Due to possible version inconsistency among different data copies cached in the DAT, opportunistic refreshing may have some side-effects on cache freshness.
Q4. How many times did the decay of the CCDF of the inter-refreshing time?
Their results show that up to a boundary on the order of several minutes, the decay of the CCDF is well approximated as exponential.
Q5. What is the effect of changing the value of p on the refreshing overhead?
since different values of 𝑝 do not affect the calculation of utilities of data updates, such increase of refreshing overhead is relatively smaller than that of decreasing Δ.Section IV-C shows that the refreshing patterns of web RSS data is temporally skewed, such that the majority of data updates are generated during specific time periods of a day.
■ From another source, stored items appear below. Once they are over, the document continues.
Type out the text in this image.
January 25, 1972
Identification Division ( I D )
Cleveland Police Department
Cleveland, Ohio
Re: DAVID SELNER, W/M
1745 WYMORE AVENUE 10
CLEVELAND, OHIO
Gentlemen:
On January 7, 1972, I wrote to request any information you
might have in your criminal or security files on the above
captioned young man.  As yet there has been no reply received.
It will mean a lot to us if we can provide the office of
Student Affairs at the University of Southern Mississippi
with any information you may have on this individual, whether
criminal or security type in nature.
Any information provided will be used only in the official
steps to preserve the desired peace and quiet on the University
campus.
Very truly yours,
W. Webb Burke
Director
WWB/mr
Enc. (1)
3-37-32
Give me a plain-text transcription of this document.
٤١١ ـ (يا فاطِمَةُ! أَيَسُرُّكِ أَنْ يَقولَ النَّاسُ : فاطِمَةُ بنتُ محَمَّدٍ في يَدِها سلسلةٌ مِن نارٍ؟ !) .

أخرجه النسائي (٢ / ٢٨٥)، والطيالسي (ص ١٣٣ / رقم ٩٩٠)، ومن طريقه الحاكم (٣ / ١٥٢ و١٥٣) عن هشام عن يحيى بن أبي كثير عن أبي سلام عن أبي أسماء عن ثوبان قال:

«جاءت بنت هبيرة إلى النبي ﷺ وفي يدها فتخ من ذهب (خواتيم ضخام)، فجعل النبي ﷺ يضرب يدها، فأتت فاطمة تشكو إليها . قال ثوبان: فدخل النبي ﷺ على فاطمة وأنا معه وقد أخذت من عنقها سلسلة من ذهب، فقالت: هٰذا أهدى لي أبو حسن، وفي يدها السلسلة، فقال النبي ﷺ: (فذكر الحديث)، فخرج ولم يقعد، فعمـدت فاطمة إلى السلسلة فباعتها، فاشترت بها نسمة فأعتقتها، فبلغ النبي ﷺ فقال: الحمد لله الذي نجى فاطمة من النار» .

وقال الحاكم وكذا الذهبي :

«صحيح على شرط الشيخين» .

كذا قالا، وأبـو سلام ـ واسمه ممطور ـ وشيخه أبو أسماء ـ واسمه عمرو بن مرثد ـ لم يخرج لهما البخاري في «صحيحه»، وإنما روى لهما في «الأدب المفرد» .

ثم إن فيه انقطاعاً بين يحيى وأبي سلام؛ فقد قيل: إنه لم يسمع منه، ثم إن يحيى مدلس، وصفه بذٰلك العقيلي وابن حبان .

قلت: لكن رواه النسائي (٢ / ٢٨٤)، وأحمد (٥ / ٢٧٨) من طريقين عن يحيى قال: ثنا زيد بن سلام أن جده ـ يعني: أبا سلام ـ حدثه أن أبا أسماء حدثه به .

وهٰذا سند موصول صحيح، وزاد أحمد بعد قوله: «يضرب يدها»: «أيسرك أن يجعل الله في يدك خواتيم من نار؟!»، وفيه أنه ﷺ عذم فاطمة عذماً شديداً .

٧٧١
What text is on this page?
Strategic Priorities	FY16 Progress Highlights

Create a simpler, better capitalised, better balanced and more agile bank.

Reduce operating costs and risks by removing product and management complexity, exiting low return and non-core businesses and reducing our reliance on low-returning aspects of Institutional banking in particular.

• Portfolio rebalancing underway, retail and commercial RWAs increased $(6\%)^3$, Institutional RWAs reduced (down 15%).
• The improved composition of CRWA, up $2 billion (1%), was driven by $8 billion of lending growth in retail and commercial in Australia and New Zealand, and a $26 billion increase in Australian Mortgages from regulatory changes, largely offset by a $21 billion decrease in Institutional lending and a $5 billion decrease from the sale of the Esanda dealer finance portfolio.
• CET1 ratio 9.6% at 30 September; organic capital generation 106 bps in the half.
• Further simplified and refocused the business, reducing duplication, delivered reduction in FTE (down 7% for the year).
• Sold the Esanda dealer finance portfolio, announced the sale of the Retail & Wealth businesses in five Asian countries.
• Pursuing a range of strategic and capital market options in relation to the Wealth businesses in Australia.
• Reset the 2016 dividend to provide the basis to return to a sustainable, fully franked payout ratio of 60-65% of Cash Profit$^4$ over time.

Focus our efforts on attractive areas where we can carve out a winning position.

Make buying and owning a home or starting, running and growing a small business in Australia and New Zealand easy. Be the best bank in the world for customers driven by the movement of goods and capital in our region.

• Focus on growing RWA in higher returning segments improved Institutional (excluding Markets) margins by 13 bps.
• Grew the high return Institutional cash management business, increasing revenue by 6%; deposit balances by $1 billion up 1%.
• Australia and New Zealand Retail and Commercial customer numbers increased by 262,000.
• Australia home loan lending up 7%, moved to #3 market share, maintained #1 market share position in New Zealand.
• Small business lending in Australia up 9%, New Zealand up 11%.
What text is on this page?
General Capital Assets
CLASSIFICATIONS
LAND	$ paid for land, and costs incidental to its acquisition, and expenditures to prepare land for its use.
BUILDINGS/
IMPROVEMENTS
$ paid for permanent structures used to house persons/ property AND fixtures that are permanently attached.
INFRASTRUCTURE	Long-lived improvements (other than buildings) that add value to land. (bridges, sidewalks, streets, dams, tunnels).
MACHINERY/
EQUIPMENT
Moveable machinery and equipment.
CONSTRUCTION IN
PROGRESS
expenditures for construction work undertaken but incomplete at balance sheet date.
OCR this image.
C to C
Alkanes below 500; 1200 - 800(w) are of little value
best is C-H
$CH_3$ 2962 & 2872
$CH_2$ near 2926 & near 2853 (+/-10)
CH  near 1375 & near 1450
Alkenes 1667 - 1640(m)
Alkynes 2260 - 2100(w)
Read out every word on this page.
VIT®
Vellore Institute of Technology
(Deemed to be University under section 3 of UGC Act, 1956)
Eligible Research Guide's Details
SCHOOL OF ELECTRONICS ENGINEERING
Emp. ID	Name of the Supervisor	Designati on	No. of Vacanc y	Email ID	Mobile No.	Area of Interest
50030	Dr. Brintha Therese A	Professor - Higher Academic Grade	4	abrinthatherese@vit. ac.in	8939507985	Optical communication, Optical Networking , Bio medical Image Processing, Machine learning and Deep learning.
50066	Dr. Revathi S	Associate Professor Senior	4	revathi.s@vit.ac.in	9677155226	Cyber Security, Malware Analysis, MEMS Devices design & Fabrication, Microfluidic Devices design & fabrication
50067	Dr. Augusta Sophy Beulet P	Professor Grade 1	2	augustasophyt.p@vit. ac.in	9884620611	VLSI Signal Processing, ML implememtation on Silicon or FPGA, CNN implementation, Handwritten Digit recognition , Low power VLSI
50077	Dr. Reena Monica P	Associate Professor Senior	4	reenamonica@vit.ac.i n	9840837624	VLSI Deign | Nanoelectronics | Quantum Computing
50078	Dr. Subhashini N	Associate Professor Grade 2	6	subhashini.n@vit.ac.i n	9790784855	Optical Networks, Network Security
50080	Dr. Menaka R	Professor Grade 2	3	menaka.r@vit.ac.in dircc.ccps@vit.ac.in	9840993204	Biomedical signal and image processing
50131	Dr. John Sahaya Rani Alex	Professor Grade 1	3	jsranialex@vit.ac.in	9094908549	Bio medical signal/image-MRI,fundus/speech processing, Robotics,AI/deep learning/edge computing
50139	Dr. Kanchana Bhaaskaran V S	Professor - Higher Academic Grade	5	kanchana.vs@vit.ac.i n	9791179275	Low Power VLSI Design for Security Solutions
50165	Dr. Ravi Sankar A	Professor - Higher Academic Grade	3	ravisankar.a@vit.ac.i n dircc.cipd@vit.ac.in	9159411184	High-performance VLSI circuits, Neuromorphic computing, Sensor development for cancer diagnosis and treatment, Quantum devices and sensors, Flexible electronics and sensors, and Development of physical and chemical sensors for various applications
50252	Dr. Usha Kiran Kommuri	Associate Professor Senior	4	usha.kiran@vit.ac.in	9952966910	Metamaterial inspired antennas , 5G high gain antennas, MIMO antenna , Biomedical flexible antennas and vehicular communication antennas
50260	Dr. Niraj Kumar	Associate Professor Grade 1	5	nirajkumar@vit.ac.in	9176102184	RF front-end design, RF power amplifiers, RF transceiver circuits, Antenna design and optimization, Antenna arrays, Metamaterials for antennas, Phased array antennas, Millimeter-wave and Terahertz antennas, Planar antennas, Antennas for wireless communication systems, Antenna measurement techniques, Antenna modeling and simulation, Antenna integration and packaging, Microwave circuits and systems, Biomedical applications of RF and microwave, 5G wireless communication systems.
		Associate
Q6. How is the performance of the proposed scheme evaluated?
The performance of their proposed scheme on maintaining cache freshness is evaluated by extensive tracedriven simulations on realistic mobile traces.
Q7. What is the effect of reducing the refreshing delay?
From Figure 12 the authors observe that, when the value of Δ is small, the cache freshness is mainly constrained by the network contact capability, and the actual refreshing delay is much higher than the required Δ. Such inability to satisfy the cache freshness requirements leads to more replications of data updates as described in Section V-B, and makes caching nodes more prone to perform opportunistic refreshing.